Crypto Mass Adoption
Raoul Pal explains that to stay relevant in the space, you need to own a part of the space. BTC and ETH have done a great job with that. He believes that SOL is targeting the mass adoption consumer layer with the applications they’re building, the phone, and the shop, and that is their narrative
●For mass adoption, he believes that non-crypto communities refuse crypto and blockchain tech, they have an immune response. For example, with gaming, the industry is slowly and incrementally moving forwards, and whenever a major publisher announces support for NFTs, most gamers have a negative response.
●A game or NFTs should derive value from consumption and enjoyment to the end user, and not just considered an investment.

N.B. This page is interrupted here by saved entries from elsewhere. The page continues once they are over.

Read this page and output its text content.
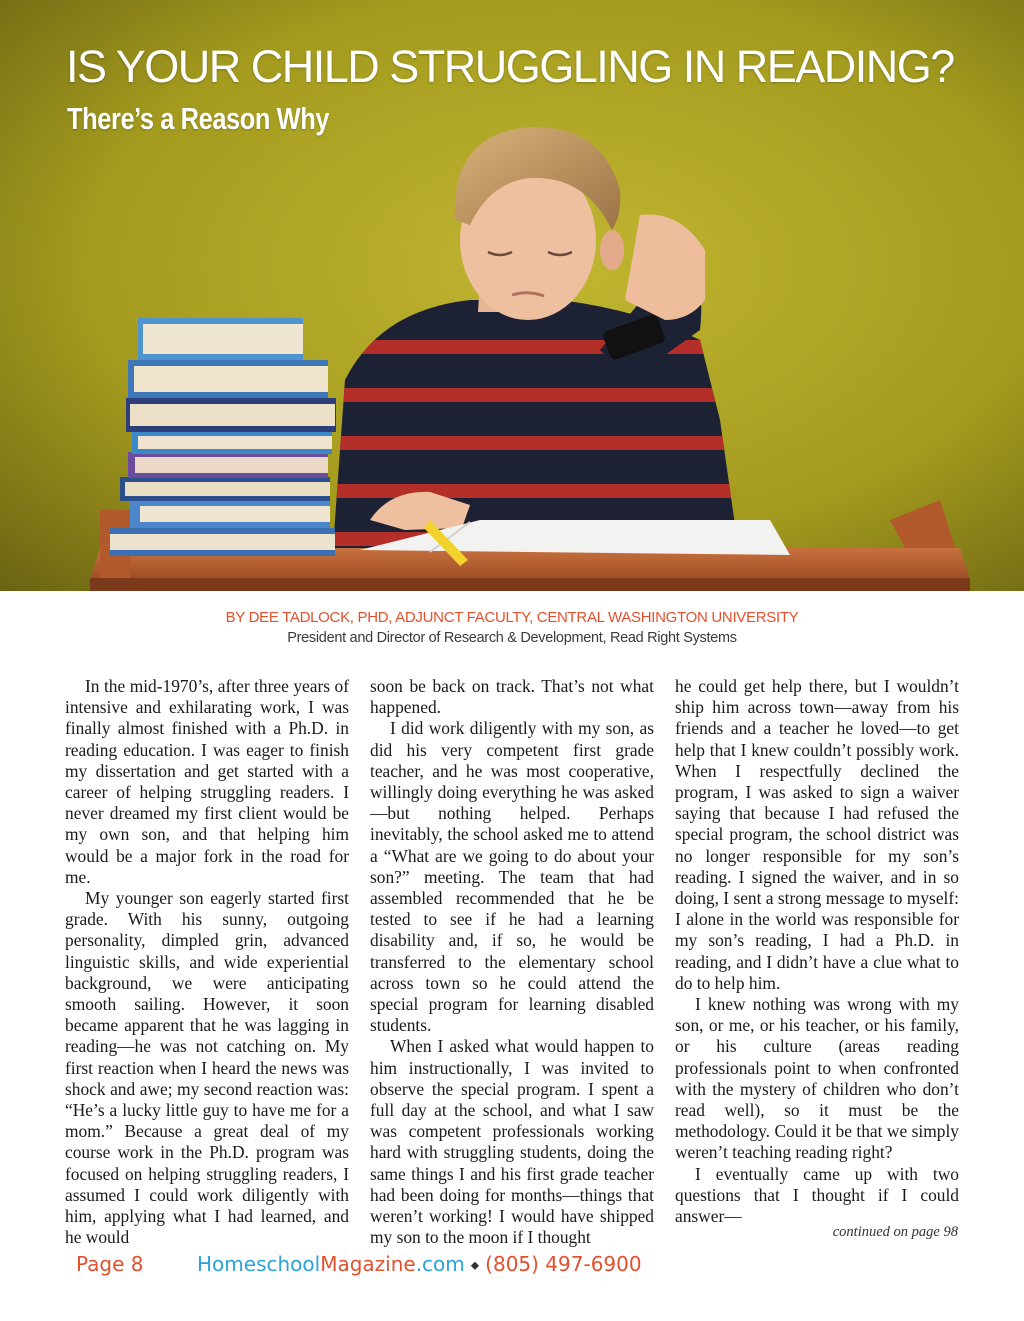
IS YOUR CHILD STRUGGLING IN READING?
There’s a Reason Why
BY DEE TADLOCK, PHD, ADJUNCT FACULTY, CENTRAL WASHINGTON UNIVERSITY
President and Director of Research & Development, Read Right Systems

In the mid-1970’s, after three years of intensive and exhilarating work, I was finally almost finished with a Ph.D. in reading education. I was eager to finish my dissertation and get started with a career of helping struggling readers. I never dreamed my first client would be my own son, and that helping him would be a major fork in the road for me.

My younger son eagerly started first grade. With his sunny, outgoing personality, dimpled grin, advanced linguistic skills, and wide experiential background, we were anticipating smooth sailing. However, it soon became apparent that he was lagging in reading—he was not catching on. My first reaction when I heard the news was shock and awe; my second reaction was: “He’s a lucky little guy to have me for a mom.” Because a great deal of my course work in the Ph.D. program was focused on helping struggling readers, I assumed I could work diligently with him, applying what I had learned, and he would

soon be back on track. That’s not what happened.

I did work diligently with my son, as did his very competent first grade teacher, and he was most cooperative, willingly doing everything he was asked—but nothing helped. Perhaps inevitably, the school asked me to attend a “What are we going to do about your son?” meeting. The team that had assembled recommended that he be tested to see if he had a learning disability and, if so, he would be transferred to the elementary school across town so he could attend the special program for learning disabled students.

When I asked what would happen to him instructionally, I was invited to observe the special program. I spent a full day at the school, and what I saw was competent professionals working hard with struggling students, doing the same things I and his first grade teacher had been doing for months—things that weren’t working! I would have shipped my son to the moon if I thought

he could get help there, but I wouldn’t ship him across town—away from his friends and a teacher he loved—to get help that I knew couldn’t possibly work. When I respectfully declined the program, I was asked to sign a waiver saying that because I had refused the special program, the school district was no longer responsible for my son’s reading. I signed the waiver, and in so doing, I sent a strong message to myself: I alone in the world was responsible for my son’s reading, I had a Ph.D. in reading, and I didn’t have a clue what to do to help him.

I knew nothing was wrong with my son, or me, or his teacher, or his family, or his culture (areas reading professionals point to when confronted with the mystery of children who don’t read well), so it must be the methodology. Could it be that we simply weren’t teaching reading right?

I eventually came up with two questions that I thought if I could answer—

continued on page 98
Page 8	HomeschoolMagazine.com ⬥ (805) 497-6900
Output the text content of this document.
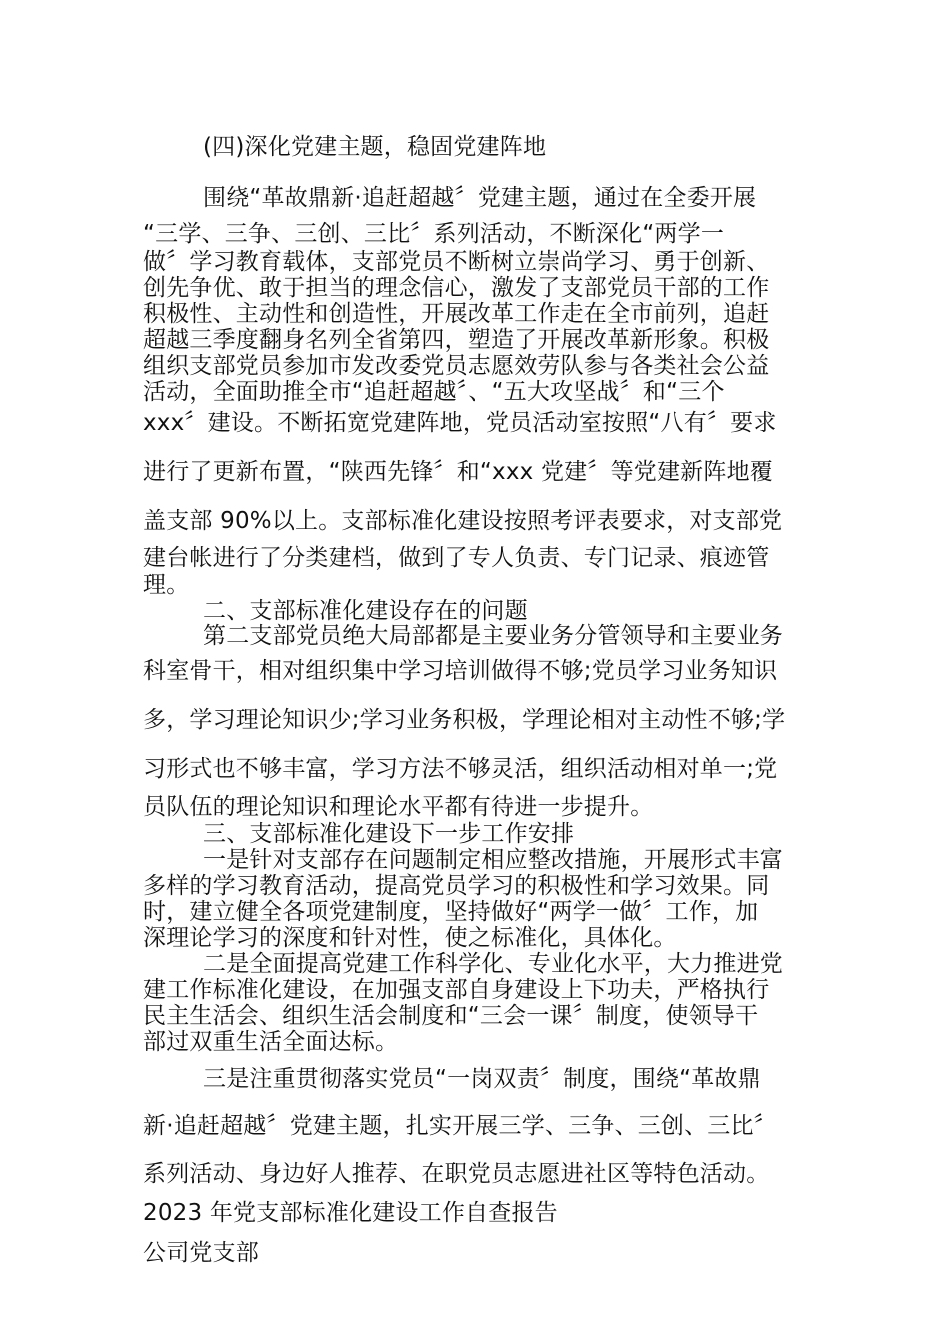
(四)深化党建主题，稳固党建阵地
围绕“革故鼎新·追赶超越〞党建主题，通过在全委开展
“三学、三争、三创、三比〞系列活动，不断深化“两学一
做〞学习教育载体，支部党员不断树立崇尚学习、勇于创新、
创先争优、敢于担当的理念信心，激发了支部党员干部的工作
积极性、主动性和创造性，开展改革工作走在全市前列，追赶
超越三季度翻身名列全省第四，塑造了开展改革新形象。积极
组织支部党员参加市发改委党员志愿效劳队参与各类社会公益
活动，全面助推全市“追赶超越〞、“五大攻坚战〞和“三个
xxx〞建设。不断拓宽党建阵地，党员活动室按照“八有〞要求
进行了更新布置，“陕西先锋〞和“xxx 党建〞等党建新阵地覆
盖支部 90%以上。支部标准化建设按照考评表要求，对支部党
建台帐进行了分类建档，做到了专人负责、专门记录、痕迹管
理。
二、支部标准化建设存在的问题
第二支部党员绝大局部都是主要业务分管领导和主要业务
科室骨干，相对组织集中学习培训做得不够;党员学习业务知识
多，学习理论知识少;学习业务积极，学理论相对主动性不够;学
习形式也不够丰富，学习方法不够灵活，组织活动相对单一;党
员队伍的理论知识和理论水平都有待进一步提升。
三、支部标准化建设下一步工作安排
一是针对支部存在问题制定相应整改措施，开展形式丰富
多样的学习教育活动，提高党员学习的积极性和学习效果。同
时，建立健全各项党建制度，坚持做好“两学一做〞工作，加
深理论学习的深度和针对性，使之标准化，具体化。
二是全面提高党建工作科学化、专业化水平，大力推进党
建工作标准化建设，在加强支部自身建设上下功夫，严格执行
民主生活会、组织生活会制度和“三会一课〞制度，使领导干
部过双重生活全面达标。
三是注重贯彻落实党员“一岗双责〞制度，围绕“革故鼎
新·追赶超越〞党建主题，扎实开展三学、三争、三创、三比〞
系列活动、身边好人推荐、在职党员志愿进社区等特色活动。
2023 年党支部标准化建设工作自查报告
公司党支部
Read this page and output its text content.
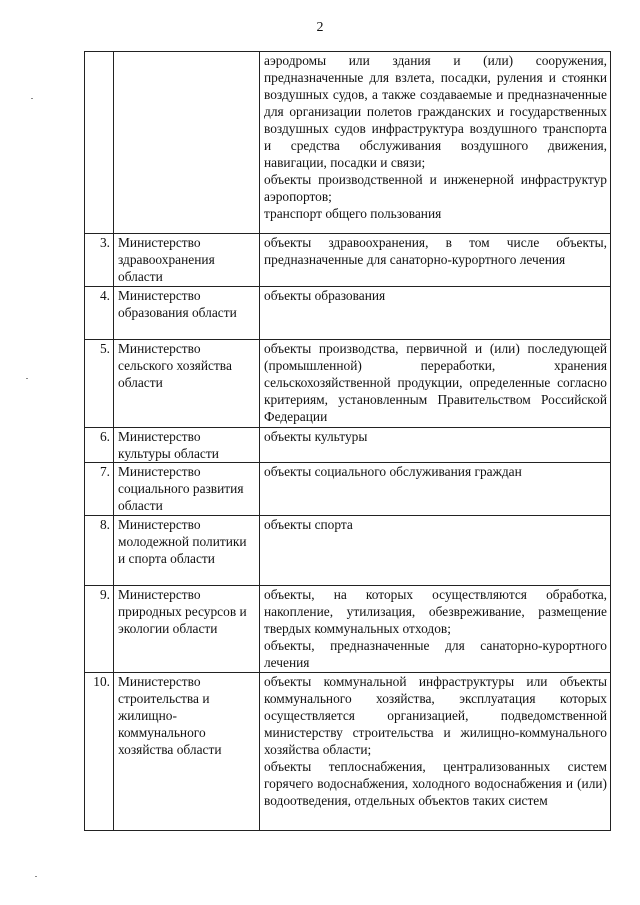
2

		аэродромы или здания и (или) сооружения, предназначенные для взлета, посадки, руления и стоянки воздушных судов, а также создаваемые и предназначенные для организации полетов гражданских и государственных воздушных судов инфраструктура воздушного транспорта и средства обслуживания воздушного движения, навигации, посадки и связи;
объекты производственной и инженерной инфраструктур аэропортов;
транспорт общего пользования

3.	Министерство здравоохранения области	объекты здравоохранения, в том числе объекты, предназначенные для санаторно-курортного лечения

4.	Министерство образования области	объекты образования

5.	Министерство сельского хозяйства области	объекты производства, первичной и (или) последующей (промышленной) переработки, хранения сельскохозяйственной продукции, определенные согласно критериям, установленным Правительством Российской Федерации

6.	Министерство культуры области	объекты культуры

7.	Министерство социального развития области	объекты социального обслуживания граждан

8.	Министерство молодежной политики и спорта области	объекты спорта

9.	Министерство природных ресурсов и экологии области	объекты, на которых осуществляются обработка, накопление, утилизация, обезвреживание, размещение твердых коммунальных отходов;
объекты, предназначенные для санаторно-курортного лечения

10.	Министерство строительства и жилищно-коммунального хозяйства области	объекты коммунальной инфраструктуры или объекты коммунального хозяйства, эксплуатация которых осуществляется организацией, подведомственной министерству строительства и жилищно-коммунального хозяйства области;
объекты теплоснабжения, централизованных систем горячего водоснабжения, холодного водоснабжения и (или) водоотведения, отдельных объектов таких систем
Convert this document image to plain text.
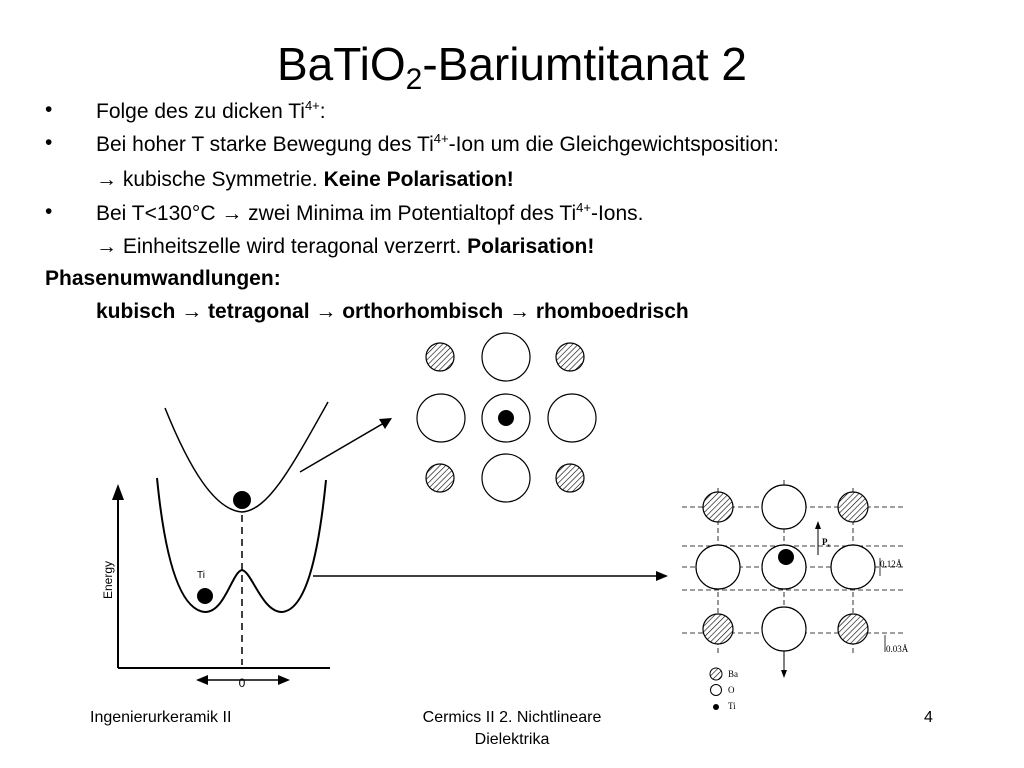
BaTiO$_2$-Bariumtitanat 2
• Folge des zu dicken $Ti^{4+}$:
• Bei hoher T starke Bewegung des $Ti^{4+}$-Ion um die Gleichgewichtsposition:
→ kubische Symmetrie. Keine Polarisation!
• Bei T<130°C → zwei Minima im Potentialtopf des $Ti^{4+}$-Ions.
→ Einheitszelle wird teragonal verzerrt. Polarisation!
Phasenumwandlungen:
kubisch → tetragonal → orthorhombisch → rhomboedrisch
Energy	Ti
0
$P_s$
0.12Å
0.03Å
Ba
O
Ti
Ingenierurkeramik II	Cermics II 2. Nichtlineare
Dielektrika
4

The entertainment value is worth the cost of whatever the user is spending in a particular game.
●Questioned how the community can get to 100 million active users signing transactions.
●We’re still a ways away from creating a whole experience, wherein the end users can, for instance, store their SOL NFTs and ETH NFTs seamlessly.
●Working on solutions to keep the seed phrase truly safe will also help with increased adoption.
●In terms of Music NFTs as a means for mass adoption, Anatoly feels that there’s a lot of value for artists and platforms, but it is hard to show that value to fans.
Why the SOL Phone?
●Anatoly brought up the importance of meeting Jason, who is the founder of Awesome Privacy, which is the OEM building the phone.
●Privacy and Web3 are closely related, no Web3 dapp asks for a username and password. We need a business model that depends on privacy, otherwise, we’ll be left holding the privacy that Google and Apple sell us.
●Feels that if we get to the scale of 100 million people in crypto, signing transactions, there has to be a mobile phone, as that is what most people use.
●Working on adding BIP39, helping with seed creation and recovery. This will connect directly to the mobile device, so when a Web3 dapp loads, it won’t have to mention which wallets it supports as it will automatically connect based on the seed.
●Working on a Web3 dapp store and crypto payments as well.
● Hopes there’s an app that is built that garners widespread attention, and then has someone acquire the hardware.
●Based on the specs, the phone will be priced at $1000. They want to build a lower-end device next.
●The goal is not to make a general-purpose device, but to make an awesome phone for crypto natives, and a great application store for devs.
What Gets Anatoly Excited in the Crypto Space?
●Fascinated by the Constitution DAO, and how quickly people can come together and accumulate capital collectively.
●Crypto eliminates many bottlenecks, enables communities to form with a clear purpose.
●Interestingly, he feels that there probably isn’t a need for a Web3 version of Discord or Twitter. Web3 groups such as DAOs provide enough community by just being in the group, where they communicate doesn’t matter much.
About SOL Hacker Houses
●The community response after the first SOL conference, Breakpoint.
●Many devs got together and started building dapps, and the team wanted to support that.
●The SOL team organizes these Hacker Houses across the world.
●Around 9,000 developers showed up to these events.
●Month over month, the amount of funding the SOL-based projects are getting can’t be faked.
Handling the Massive Correction in $SOL Price
●Having seen $ETH drop 70%, as they started building SOL at the end of the last bull cycle made it digestible this recent drop digestible.